Not that it was something he didn’t relish–moving within governmental power spheres. Especially the most covert power spheres of America and the European Union. It was intoxicating, and the things the…beings… wanted didn’t interfere with his own ambitions; rather, would assure that he achieved his most coveted goal.
He would become top security chief of the western world, putting the Islamics and all other diabolist enemies of western thought in their place--in hell, where they belong. He, alone, would make decisions about the security procedures for the civilized world of the future. Presidents and prime ministers, popes and potentates would be at his doorstep. The technologies the things provided would give him his power to control all who refused to comply. He would start his ultimate climb to that apex by handing George W. Bush Osama bin Laden’s head in a bucket of ice.
Nevertheless, the shivers of fear always set in before the visitations. The tremors came now, while he looked at the clock. 11:56…
They had an imperative that was not the same as that of the U.S., or of the European Union.
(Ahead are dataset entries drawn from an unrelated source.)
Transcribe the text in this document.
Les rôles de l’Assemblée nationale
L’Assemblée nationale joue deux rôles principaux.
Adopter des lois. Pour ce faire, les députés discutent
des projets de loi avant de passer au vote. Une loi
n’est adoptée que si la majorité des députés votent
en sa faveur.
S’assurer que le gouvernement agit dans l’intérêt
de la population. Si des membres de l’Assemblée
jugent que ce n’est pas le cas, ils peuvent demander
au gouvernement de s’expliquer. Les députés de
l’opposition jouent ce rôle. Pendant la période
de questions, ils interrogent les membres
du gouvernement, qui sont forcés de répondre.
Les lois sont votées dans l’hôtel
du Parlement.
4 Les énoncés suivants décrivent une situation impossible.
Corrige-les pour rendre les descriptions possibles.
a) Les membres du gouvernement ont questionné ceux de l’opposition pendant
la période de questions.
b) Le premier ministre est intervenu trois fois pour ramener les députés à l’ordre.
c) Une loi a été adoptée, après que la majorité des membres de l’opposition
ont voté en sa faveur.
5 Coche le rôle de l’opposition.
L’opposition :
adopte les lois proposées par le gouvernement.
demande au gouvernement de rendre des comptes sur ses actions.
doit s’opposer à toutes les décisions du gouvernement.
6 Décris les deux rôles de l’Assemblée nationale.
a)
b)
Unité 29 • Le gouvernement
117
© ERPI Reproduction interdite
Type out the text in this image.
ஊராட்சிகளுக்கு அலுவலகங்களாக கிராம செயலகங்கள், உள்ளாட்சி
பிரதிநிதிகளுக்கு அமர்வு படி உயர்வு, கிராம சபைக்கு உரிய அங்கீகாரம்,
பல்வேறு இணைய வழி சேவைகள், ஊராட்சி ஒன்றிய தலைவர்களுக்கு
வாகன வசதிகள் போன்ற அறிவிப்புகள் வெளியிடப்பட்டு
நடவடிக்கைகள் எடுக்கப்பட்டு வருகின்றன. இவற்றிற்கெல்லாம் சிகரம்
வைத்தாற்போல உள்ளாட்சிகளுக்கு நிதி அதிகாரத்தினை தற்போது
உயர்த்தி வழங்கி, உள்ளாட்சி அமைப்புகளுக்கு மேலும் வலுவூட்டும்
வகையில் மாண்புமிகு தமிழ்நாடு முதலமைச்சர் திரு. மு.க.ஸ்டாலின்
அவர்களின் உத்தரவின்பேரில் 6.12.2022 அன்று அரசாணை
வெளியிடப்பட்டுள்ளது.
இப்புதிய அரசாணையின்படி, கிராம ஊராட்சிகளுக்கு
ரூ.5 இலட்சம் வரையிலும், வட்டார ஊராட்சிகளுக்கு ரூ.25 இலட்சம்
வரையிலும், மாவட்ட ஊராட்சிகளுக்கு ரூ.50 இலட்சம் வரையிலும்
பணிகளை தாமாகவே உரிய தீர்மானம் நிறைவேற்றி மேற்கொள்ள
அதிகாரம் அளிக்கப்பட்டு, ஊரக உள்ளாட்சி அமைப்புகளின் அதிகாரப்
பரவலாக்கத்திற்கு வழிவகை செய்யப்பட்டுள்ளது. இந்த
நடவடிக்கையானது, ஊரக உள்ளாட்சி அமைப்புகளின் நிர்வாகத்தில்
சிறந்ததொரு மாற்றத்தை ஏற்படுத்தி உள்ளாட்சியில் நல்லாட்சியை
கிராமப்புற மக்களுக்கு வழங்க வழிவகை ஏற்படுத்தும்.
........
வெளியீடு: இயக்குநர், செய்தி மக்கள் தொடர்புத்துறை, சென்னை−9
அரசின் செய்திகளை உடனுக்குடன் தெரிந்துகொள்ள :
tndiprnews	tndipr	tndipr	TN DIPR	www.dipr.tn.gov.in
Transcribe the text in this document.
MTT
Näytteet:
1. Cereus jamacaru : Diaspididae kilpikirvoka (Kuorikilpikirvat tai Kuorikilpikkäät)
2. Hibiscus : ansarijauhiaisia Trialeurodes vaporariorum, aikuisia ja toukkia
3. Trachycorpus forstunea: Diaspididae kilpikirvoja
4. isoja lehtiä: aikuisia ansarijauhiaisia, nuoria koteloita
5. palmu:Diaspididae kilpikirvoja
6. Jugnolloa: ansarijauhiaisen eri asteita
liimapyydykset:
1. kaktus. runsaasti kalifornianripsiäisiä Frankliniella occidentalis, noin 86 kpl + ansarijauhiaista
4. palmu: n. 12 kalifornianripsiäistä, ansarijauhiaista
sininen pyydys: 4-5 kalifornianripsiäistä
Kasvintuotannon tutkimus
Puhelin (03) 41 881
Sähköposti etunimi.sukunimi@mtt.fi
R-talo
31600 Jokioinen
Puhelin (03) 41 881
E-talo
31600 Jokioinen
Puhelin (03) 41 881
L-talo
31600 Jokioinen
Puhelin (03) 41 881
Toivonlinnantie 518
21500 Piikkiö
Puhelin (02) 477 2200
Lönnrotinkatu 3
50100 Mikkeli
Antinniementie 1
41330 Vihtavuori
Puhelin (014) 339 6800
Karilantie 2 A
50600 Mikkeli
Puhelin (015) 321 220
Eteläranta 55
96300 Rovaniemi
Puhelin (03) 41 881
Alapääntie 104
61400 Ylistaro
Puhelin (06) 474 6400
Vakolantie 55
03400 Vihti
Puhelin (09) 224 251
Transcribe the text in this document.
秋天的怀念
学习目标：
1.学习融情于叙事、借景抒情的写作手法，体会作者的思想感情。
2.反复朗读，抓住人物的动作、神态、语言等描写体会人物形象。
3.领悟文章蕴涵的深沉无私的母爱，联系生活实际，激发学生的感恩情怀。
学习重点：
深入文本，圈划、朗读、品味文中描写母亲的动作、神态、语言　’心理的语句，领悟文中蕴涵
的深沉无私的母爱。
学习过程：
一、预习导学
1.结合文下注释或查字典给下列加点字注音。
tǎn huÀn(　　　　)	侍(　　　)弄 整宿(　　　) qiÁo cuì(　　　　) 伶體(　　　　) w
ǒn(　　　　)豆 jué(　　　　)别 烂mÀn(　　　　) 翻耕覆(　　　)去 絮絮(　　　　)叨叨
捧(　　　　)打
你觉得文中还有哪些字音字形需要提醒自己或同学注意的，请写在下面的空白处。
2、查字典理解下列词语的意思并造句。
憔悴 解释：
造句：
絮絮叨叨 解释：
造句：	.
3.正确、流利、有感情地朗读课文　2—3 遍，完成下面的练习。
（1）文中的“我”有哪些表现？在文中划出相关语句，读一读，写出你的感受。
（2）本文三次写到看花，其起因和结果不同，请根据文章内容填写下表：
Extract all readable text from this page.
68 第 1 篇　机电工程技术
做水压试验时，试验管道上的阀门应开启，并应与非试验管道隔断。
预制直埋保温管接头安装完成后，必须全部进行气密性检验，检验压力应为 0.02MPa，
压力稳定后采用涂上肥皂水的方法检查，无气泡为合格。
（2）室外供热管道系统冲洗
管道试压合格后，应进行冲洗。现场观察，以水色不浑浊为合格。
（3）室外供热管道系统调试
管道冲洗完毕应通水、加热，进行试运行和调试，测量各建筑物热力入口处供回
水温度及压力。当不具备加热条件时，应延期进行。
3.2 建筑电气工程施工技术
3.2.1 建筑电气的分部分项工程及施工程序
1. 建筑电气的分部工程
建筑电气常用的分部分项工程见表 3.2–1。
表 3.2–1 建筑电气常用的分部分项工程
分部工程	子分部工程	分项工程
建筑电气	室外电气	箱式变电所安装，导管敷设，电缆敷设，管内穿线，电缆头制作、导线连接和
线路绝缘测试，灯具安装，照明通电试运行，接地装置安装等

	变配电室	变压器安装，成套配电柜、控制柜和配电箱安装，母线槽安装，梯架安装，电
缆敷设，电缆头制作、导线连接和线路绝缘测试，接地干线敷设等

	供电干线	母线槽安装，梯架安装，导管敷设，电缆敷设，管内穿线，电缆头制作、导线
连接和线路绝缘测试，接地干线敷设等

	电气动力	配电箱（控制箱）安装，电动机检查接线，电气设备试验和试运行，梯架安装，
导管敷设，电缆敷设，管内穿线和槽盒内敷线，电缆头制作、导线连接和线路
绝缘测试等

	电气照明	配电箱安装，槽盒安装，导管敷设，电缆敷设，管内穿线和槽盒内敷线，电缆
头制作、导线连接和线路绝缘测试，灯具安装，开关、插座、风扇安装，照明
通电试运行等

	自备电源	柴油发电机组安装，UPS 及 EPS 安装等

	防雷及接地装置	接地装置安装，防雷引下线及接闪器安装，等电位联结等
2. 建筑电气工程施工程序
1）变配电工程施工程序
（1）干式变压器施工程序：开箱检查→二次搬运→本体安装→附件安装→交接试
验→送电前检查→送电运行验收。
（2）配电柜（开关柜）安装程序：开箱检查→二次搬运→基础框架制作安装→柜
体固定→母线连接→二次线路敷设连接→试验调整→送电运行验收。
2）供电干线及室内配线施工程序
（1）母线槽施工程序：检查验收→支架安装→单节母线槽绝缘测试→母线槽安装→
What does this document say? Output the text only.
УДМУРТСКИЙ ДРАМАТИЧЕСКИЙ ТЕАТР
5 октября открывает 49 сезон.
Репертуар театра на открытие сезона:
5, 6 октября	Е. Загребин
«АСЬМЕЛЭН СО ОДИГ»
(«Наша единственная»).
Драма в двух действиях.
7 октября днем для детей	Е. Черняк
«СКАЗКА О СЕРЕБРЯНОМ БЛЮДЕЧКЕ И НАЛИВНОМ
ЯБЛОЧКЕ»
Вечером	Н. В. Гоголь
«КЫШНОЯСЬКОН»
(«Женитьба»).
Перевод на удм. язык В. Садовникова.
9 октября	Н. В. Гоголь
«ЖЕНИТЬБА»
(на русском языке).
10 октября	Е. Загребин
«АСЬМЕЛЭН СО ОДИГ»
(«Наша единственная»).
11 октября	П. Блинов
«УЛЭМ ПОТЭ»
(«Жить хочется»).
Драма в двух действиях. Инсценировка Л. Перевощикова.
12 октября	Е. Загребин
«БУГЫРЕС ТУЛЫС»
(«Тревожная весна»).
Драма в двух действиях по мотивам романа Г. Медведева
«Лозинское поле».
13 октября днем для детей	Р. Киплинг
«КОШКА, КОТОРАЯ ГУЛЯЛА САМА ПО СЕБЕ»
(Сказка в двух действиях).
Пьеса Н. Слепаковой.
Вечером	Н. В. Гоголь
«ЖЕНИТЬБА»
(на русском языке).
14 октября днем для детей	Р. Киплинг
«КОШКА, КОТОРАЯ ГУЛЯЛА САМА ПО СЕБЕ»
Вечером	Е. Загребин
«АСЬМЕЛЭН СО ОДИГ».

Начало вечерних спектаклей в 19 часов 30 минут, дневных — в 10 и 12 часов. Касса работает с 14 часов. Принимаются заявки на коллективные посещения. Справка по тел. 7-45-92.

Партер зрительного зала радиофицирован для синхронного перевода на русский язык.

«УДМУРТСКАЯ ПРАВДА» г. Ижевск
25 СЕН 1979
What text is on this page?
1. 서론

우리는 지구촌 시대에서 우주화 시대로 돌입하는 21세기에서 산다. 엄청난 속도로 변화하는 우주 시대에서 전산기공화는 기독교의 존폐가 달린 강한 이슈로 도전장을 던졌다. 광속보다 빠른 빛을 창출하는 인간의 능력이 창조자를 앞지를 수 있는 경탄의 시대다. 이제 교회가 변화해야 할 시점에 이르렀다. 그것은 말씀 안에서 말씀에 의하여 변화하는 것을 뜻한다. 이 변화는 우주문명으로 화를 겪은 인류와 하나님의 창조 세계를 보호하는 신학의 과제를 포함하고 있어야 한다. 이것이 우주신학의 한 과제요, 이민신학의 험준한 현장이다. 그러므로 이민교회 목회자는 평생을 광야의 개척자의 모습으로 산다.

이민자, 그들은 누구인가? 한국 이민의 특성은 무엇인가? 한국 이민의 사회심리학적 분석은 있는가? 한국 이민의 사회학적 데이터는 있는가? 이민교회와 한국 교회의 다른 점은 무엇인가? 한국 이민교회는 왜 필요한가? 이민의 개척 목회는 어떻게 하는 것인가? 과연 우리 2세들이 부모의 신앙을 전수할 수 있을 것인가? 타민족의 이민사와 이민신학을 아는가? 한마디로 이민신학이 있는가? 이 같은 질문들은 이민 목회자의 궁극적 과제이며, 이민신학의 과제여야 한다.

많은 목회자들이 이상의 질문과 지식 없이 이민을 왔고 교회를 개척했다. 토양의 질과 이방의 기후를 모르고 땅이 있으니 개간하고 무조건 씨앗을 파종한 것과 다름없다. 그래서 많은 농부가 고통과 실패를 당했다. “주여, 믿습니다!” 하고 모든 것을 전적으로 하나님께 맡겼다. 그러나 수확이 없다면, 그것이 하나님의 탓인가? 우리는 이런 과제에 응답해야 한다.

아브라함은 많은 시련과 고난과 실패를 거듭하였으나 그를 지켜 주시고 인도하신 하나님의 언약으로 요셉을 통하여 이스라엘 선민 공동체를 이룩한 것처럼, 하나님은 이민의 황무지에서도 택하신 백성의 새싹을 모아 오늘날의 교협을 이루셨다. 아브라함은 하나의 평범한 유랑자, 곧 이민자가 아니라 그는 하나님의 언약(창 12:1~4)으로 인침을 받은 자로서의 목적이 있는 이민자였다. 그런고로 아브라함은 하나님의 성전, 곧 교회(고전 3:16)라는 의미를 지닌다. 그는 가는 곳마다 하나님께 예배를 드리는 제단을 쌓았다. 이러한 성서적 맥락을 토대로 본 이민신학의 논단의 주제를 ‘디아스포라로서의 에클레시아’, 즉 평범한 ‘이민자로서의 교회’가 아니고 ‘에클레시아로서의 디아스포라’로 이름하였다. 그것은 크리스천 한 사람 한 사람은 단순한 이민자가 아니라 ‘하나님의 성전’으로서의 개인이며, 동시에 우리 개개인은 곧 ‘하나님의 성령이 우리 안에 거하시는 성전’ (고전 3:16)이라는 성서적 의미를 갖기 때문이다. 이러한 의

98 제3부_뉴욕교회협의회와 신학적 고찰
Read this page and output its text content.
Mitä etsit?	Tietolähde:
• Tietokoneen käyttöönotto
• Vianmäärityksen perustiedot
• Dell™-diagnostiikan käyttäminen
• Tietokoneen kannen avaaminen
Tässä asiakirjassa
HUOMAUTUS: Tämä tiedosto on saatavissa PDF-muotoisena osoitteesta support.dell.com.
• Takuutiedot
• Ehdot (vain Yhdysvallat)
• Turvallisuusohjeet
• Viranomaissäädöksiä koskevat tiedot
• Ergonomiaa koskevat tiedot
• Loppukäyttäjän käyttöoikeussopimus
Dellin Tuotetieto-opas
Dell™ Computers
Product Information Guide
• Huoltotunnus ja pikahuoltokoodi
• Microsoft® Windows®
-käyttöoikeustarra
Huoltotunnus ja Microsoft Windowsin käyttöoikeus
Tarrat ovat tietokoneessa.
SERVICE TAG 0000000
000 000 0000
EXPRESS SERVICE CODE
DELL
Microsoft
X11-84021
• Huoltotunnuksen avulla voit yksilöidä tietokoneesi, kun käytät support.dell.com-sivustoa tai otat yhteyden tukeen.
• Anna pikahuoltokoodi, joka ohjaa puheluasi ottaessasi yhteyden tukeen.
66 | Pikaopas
Theirs was not the same as his own priority, which was to situate George Jenkins at the center of whatever eventuated, to be at the top echelon of controlling a world of increasing perplexity. Very few understood the nuances of the differing imperatives. He, himself, was, uncertain of their objectives. None but he and a few understood that they were otherworldly. Otherworldly in the most profound sense.
The clock chimed in subdued tones that evoked sensations of things maritime. Twelve midnight…
He preferred them to indwell him. To take over his mind. To do whatever they did with him. Facing them directly like this, while in the fully conscious state, was difficult. No, was terrifying, and he wished now that they would do it the preferred way. Just take over and do whatever they must do to achieve –or make progress toward-- their imperative, then return his brain, his cognitive powers, to him.